The Smoot-Hawley tariffs were largely a response to a decline in farming jobs. Same deal - everyone wanted to protect farmers, but most people chose not to be farmers.

I know y'all are sick or me saying it, but manufacturing jobs only became good jobs because people fought on picket lines to make them good and because the US had almost no competition in the post-war world. Before that, manufacturing jobs mostly really really sucked.

Brad

>sucked

The internal migration from farming to city and manufacturing was massive.

Good is relative for jobs. Manufacturing jobs were generally considered better in comparison to being on the farm.  Farming was grueling labor for an unpredictable return.  Manufacturing was nasty but the pay was steady and in cash-money and you got to live in a city that had electricity, transportation, entertainments and lots more women than small towns.

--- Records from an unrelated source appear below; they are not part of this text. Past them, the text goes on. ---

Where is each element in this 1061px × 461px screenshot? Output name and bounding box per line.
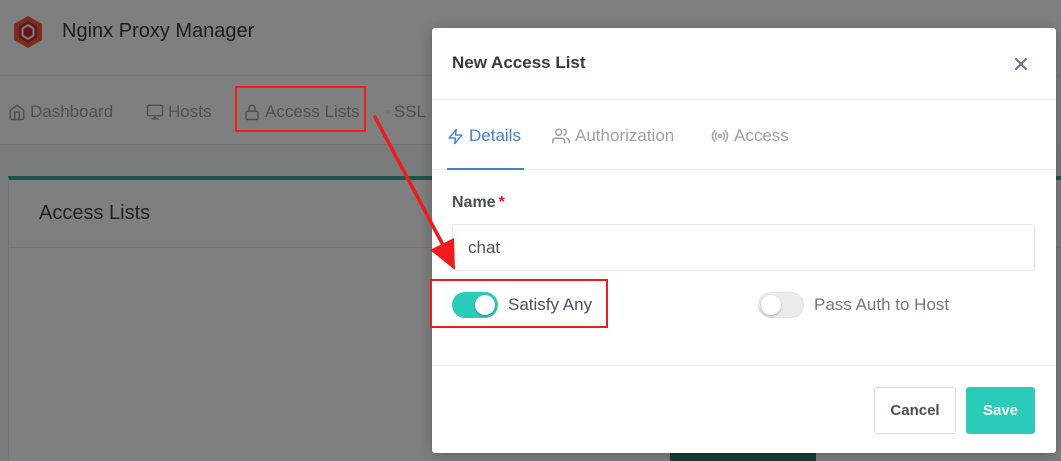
annotation-arrow <box>373 115 455 270</box>
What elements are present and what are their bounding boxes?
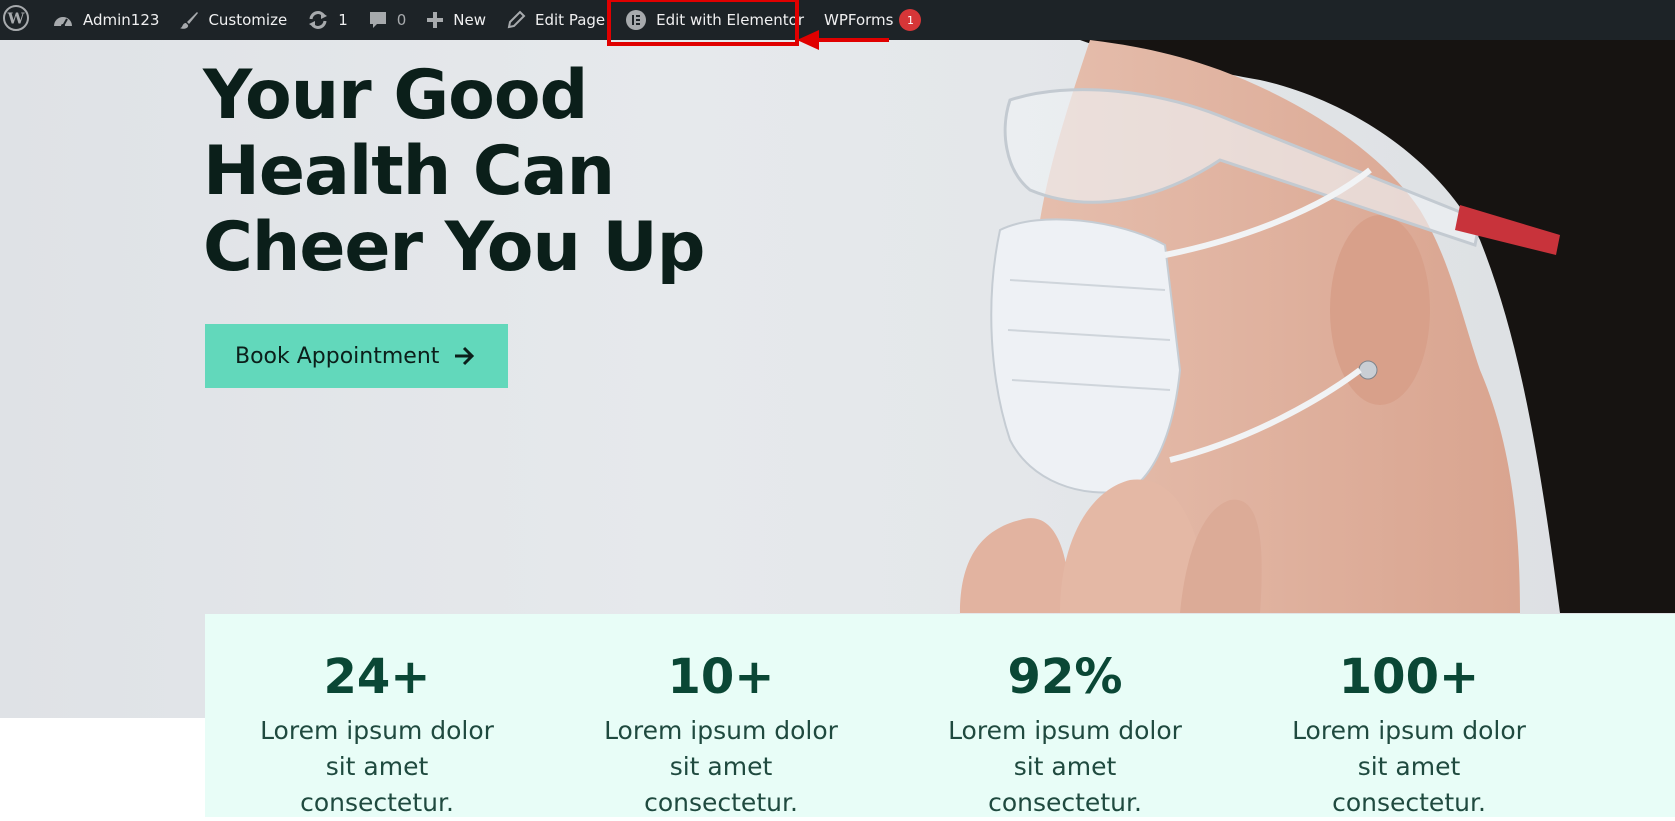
customize-link[interactable]: Customize xyxy=(169,0,297,40)
hero-title-line: Your Good xyxy=(203,56,588,135)
stat-value: 10+ xyxy=(667,649,775,705)
stat-item: 92% Lorem ipsum dolor sit amet consectet… xyxy=(893,614,1237,817)
dashboard-icon xyxy=(52,10,74,30)
edit-page-link[interactable]: Edit Page xyxy=(496,0,615,40)
notification-badge: 1 xyxy=(899,9,922,31)
comment-icon xyxy=(368,10,388,30)
annotation-arrow xyxy=(797,30,889,50)
stat-label: Lorem ipsum dolor sit amet consectetur. xyxy=(260,716,494,817)
site-name-menu[interactable]: Admin123 xyxy=(42,0,169,40)
updates-link[interactable]: 1 xyxy=(297,0,358,40)
hero-title-line: Health Can xyxy=(203,132,615,211)
stat-item: 24+ Lorem ipsum dolor sit amet consectet… xyxy=(205,614,549,817)
wordpress-menu[interactable]: W xyxy=(0,0,42,40)
wordpress-logo-icon: W xyxy=(2,4,30,36)
customize-label: Customize xyxy=(208,11,288,29)
hero-title: Your Good Health Can Cheer You Up xyxy=(203,56,705,287)
book-appointment-label: Book Appointment xyxy=(235,343,440,369)
stat-label: Lorem ipsum dolor sit amet consectetur. xyxy=(948,716,1182,817)
plus-icon xyxy=(426,11,444,29)
svg-text:W: W xyxy=(7,10,26,28)
comments-count: 0 xyxy=(396,11,407,29)
stats-panel: 24+ Lorem ipsum dolor sit amet consectet… xyxy=(205,614,1675,817)
edit-page-label: Edit Page xyxy=(535,11,606,29)
brush-icon xyxy=(179,10,199,30)
book-appointment-button[interactable]: Book Appointment xyxy=(205,324,508,388)
stat-value: 100+ xyxy=(1338,649,1480,705)
stat-label: Lorem ipsum dolor sit amet consectetur. xyxy=(604,716,838,817)
hero-title-line: Cheer You Up xyxy=(203,208,705,287)
stat-item: 10+ Lorem ipsum dolor sit amet consectet… xyxy=(549,614,893,817)
updates-icon xyxy=(307,10,329,30)
stat-label: Lorem ipsum dolor sit amet consectetur. xyxy=(1292,716,1526,817)
stat-value: 24+ xyxy=(323,649,431,705)
stat-value: 92% xyxy=(1007,649,1123,705)
wpforms-label: WPForms xyxy=(824,11,894,29)
updates-count: 1 xyxy=(338,11,348,29)
new-label: New xyxy=(453,11,486,29)
pencil-icon xyxy=(506,10,526,30)
highlight-annotation xyxy=(607,0,799,46)
stat-item: 100+ Lorem ipsum dolor sit amet consecte… xyxy=(1237,614,1581,817)
arrow-right-icon xyxy=(453,346,475,366)
new-content-menu[interactable]: New xyxy=(416,0,496,40)
site-name-label: Admin123 xyxy=(83,11,160,29)
hero-photo xyxy=(960,40,1675,613)
comments-link[interactable]: 0 xyxy=(358,0,417,40)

So at first you are grateful to have that steady manufacturing job and be off the farm, but a few years later the worker realizes that the manufacturing job could be vastly improved and they started labor movements.

rcjordan

>manufacturing job and be off the farm, but a few years later the worker realizes that the manufacturing job sucked

My paternal uncle (born 1895. mentioned here before as a vehicle whiz kid.) left the large family farm in extremely rural NE NC around 1915 to work in the early Ford plant.  I'm guessing that lasted a few years before he returned home.